The white-headed wren is 18.5 cm long and weighs 27.5 to 39 g. It is unique among wrens, having essentially only two colors in large blocks. The sexes are alike. The nominate adult's entire head, nape, and underside from the throat through the lower belly are pure white. The rest of the body but for the vent area is dull blackish brown; the vent is gray-brown. C. a. harterti differs from the nominate only in having darker upperparts. The juvenile has a streaky gray-brown crown, a buffy face and underparts, and a pale cinnamon belly.

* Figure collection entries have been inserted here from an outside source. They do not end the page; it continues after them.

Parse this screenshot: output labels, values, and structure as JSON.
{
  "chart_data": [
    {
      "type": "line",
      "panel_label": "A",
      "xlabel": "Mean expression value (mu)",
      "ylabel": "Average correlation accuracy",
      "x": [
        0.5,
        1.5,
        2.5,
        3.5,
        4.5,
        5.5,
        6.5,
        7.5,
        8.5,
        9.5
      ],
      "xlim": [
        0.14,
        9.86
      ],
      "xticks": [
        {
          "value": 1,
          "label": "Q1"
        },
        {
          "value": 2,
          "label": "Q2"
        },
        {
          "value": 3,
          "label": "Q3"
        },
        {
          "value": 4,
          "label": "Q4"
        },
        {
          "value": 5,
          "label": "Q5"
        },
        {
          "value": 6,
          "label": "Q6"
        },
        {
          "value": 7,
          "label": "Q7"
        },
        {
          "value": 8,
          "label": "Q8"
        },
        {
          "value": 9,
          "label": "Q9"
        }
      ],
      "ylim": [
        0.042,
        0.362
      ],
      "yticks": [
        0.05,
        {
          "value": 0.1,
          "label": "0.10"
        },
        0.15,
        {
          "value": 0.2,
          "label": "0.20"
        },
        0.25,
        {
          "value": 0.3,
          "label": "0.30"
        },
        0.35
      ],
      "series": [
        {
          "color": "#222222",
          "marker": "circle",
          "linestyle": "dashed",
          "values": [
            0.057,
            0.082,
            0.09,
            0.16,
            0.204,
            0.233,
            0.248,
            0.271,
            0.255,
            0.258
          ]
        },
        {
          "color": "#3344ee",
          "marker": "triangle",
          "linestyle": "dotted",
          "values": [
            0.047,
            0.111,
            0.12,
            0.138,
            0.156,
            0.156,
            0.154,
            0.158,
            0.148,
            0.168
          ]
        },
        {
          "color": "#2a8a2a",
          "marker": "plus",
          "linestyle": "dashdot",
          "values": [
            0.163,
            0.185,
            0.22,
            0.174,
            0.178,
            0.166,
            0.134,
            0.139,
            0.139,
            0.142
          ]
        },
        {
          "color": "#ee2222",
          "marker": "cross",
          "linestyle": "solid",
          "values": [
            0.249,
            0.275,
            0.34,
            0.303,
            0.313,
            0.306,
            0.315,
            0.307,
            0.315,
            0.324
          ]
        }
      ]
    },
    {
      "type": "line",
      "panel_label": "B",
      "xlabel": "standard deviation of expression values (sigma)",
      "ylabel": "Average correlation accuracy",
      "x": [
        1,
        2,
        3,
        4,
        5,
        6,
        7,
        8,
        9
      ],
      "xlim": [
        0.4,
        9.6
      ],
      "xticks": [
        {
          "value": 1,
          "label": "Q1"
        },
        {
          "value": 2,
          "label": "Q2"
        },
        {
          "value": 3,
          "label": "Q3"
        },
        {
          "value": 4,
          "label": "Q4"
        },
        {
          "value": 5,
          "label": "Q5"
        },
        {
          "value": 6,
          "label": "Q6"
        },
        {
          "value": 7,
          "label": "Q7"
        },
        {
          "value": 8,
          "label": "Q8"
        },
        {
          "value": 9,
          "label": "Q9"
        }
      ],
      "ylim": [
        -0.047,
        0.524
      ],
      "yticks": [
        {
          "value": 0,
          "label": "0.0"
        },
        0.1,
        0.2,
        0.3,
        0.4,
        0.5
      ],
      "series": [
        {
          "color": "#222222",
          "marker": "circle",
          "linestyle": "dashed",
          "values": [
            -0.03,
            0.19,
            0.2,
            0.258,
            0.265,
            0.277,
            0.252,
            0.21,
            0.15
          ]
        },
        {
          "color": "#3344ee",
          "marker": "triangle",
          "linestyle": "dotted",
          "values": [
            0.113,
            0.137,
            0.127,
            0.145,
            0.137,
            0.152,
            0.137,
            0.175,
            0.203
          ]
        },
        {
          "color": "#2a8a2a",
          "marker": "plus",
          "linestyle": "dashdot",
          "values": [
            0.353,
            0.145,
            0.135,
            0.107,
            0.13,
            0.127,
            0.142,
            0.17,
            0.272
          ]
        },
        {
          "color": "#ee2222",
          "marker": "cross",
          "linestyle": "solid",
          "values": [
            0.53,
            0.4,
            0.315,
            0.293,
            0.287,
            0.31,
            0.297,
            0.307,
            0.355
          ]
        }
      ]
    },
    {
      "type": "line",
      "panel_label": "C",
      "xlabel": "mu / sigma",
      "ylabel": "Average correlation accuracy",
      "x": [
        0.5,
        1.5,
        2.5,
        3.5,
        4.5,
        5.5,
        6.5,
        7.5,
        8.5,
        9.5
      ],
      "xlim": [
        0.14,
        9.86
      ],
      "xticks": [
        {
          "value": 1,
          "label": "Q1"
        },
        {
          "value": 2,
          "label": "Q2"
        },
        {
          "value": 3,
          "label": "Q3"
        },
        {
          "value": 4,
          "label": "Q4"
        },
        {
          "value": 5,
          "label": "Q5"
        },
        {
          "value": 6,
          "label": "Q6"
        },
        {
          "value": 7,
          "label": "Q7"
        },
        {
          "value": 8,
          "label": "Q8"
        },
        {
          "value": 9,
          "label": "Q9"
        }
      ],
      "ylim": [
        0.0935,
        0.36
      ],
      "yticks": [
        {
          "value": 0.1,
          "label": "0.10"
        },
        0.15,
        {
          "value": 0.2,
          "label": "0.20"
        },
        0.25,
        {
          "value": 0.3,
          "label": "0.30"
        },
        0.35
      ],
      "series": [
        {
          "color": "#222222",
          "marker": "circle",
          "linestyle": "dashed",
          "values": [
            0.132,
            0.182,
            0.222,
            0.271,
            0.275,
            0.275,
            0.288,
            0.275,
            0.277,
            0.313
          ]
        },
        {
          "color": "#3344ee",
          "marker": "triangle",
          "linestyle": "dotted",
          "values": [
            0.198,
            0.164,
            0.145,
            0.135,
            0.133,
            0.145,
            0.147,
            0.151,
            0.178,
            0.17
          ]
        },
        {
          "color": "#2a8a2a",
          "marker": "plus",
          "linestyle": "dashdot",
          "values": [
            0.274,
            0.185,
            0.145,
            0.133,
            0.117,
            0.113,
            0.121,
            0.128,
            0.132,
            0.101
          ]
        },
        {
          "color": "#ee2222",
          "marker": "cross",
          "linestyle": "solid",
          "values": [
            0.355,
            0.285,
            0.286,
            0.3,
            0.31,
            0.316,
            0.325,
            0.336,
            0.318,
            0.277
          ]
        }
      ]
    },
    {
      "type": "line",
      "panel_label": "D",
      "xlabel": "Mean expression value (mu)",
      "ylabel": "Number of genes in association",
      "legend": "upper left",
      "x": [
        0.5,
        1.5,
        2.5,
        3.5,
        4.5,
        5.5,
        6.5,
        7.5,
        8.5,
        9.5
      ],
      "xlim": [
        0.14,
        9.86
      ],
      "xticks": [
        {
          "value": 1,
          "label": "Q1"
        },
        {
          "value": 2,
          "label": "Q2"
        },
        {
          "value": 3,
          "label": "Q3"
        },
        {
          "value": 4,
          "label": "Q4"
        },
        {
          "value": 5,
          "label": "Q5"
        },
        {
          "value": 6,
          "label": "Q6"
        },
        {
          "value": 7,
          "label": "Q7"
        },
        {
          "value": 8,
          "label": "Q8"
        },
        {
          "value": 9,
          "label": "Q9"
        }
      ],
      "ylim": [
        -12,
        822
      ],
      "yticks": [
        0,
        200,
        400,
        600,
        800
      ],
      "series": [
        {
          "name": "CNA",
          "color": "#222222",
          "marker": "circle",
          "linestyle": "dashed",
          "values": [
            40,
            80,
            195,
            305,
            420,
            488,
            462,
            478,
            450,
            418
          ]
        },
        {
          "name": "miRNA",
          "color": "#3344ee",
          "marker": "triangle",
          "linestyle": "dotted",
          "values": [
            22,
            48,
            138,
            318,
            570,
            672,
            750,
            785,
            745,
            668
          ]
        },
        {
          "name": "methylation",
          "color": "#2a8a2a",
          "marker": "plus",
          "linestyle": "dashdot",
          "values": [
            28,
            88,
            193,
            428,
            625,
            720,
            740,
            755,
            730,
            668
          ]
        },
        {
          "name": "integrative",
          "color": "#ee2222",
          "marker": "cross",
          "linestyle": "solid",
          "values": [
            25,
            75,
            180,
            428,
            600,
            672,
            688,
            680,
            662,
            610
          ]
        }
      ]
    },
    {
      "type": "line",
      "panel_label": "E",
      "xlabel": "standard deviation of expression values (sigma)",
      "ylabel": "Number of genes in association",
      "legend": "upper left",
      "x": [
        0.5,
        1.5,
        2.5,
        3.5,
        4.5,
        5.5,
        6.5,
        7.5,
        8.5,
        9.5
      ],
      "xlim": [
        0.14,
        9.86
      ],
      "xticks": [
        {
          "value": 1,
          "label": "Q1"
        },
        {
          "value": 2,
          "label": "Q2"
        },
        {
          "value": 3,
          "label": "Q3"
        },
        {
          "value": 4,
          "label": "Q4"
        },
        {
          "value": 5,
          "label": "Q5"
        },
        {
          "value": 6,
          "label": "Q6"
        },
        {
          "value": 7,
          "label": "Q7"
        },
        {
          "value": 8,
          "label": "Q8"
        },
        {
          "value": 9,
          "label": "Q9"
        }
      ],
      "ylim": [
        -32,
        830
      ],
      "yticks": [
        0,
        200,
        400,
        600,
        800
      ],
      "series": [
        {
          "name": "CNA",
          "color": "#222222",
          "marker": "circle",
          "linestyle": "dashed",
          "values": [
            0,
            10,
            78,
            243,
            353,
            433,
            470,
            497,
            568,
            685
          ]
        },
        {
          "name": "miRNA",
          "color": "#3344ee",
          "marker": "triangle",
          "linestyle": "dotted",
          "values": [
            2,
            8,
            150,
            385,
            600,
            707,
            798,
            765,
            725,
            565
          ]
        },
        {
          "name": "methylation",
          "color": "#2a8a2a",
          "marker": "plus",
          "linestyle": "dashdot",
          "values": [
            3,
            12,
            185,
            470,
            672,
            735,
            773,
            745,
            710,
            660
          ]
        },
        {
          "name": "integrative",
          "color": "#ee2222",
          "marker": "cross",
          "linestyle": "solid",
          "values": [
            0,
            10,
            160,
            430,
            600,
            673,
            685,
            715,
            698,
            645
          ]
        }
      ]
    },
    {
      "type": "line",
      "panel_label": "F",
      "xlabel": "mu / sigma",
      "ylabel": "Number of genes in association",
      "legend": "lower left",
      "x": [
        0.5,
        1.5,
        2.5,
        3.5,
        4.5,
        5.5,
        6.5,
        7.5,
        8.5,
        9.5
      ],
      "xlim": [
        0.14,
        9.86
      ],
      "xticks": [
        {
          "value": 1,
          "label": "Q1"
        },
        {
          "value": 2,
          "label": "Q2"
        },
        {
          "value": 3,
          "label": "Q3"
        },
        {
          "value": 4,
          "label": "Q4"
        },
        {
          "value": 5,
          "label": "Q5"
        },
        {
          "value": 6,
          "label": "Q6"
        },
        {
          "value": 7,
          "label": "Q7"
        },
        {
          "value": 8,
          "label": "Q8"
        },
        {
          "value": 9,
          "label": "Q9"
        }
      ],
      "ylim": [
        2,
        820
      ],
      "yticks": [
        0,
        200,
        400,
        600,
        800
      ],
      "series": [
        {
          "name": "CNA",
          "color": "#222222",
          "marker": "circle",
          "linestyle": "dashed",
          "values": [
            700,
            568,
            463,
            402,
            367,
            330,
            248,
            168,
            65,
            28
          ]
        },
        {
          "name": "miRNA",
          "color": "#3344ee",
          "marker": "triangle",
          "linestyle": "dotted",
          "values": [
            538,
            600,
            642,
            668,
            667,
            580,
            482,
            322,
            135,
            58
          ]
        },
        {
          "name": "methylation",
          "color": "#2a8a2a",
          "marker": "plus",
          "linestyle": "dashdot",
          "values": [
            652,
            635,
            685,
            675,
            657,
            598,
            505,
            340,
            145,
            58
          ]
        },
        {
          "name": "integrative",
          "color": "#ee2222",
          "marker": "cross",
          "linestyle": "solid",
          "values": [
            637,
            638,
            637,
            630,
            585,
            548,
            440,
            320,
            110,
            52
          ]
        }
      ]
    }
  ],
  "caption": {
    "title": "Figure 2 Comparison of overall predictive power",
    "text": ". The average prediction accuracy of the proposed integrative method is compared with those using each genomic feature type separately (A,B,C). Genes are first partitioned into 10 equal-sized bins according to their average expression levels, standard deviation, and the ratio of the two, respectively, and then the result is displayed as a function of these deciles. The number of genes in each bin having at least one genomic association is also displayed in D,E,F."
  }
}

==Distribution and habitat==

The nominate white-headed wren is found only in Panama, from the Canal Zone east to western Darién Province. C. a. harterti is found from eastern Darién through western Colombia almost to Ecuador. It inhabits both pristine and disturbed humid forest with epiphytes. In elevation it ranges from sea level to 1500 m.

==Behavior==
===Feeding===

There are few data about the white-headed wren's diet though it is known to include beetles, ants, and other insects. It forages mostly in the middle to upper levels of the forest and frequently investigates epiphytes. It often forages in small groups that are probably extended families.

===Breeding===

A few white-headed wren nests have been found; they are globular with a side entrance and sited in epiphytes. No other information on its breeding phenology has been published.

===Vocalization===

Both sexes of the white-headed wren sing "a series of harsh scratchy notes" . Its call is "a harsh 'kahk'" .

==Status==

The IUCN has assessed the white-headed wren as being of Least Concern. Though its population has not been quantified, it appears to be stable.